Deux types de traitement sont opérés : le traitement par énucléation et le traitement conservateur. Le premier consiste à enlever complètement l’œil. C’est lorsque la tumeur est dans l’œil. Le professeur révèle qu’il vaut mieux enlever l’œil plutôt que de laisser le risque de mort et le deuxième permet de détruire la tumeur dans l’œil. Ces traitements utilisent soit des rayons lasers ou rayon du froid appelé la cryothérapie. Par ailleurs, les deux traitements sont souvent associés à la chimiothérapie. Elle déclare que la chimiothérapie seule ne guérit pas.

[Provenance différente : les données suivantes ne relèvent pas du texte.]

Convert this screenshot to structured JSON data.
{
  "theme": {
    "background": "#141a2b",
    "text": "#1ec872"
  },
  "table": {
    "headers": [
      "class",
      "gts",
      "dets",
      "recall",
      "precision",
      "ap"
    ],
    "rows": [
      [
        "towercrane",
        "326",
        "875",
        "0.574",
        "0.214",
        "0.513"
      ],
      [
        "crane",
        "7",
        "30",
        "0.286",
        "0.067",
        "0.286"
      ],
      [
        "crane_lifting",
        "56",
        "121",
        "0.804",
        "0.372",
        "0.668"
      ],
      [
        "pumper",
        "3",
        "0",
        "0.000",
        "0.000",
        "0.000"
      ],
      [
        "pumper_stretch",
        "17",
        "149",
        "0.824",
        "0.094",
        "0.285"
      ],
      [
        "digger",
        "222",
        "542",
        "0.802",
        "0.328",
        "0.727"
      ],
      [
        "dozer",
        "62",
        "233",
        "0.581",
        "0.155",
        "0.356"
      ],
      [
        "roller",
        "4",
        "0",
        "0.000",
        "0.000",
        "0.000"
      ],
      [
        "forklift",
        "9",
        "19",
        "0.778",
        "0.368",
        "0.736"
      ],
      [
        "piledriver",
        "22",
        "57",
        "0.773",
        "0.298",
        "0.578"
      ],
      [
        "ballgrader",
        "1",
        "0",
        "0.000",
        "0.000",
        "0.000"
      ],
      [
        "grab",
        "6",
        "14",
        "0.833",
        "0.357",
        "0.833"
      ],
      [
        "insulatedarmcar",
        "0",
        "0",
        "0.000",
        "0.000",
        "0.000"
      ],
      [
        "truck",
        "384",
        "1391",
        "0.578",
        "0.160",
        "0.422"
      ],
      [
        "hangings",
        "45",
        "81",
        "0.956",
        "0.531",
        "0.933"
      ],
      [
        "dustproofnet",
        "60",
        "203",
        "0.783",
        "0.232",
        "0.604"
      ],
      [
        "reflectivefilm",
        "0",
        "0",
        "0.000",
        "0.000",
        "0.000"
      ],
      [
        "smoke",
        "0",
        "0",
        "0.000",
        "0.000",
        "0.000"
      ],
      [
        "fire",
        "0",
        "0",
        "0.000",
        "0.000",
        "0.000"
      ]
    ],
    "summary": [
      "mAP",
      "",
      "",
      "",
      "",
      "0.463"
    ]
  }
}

La praticienne assure qu’il n’y a pas de subvention pour le traitement de la maladie alors que les médicaments coûtent très chers. Une seule chimiothérapie coûte 350.000 Fcfa alors qu’il en faut au moins 6. C’est pour cela que l’ophtalmologiste lance un cri du cœur aux autorités pour qu’elles prennent en charge ces enfants. Elle invite, par ailleurs, la population à signaler toutes anomalies sur les yeux d’un enfant au personnel sanitaire. Elle recommande au personnel sanitaire de ne pas hésiter à référer les cas graves quand il n’est pas sûr de disposer de toutes les compétences professionnelles et matérielles pour les traiter.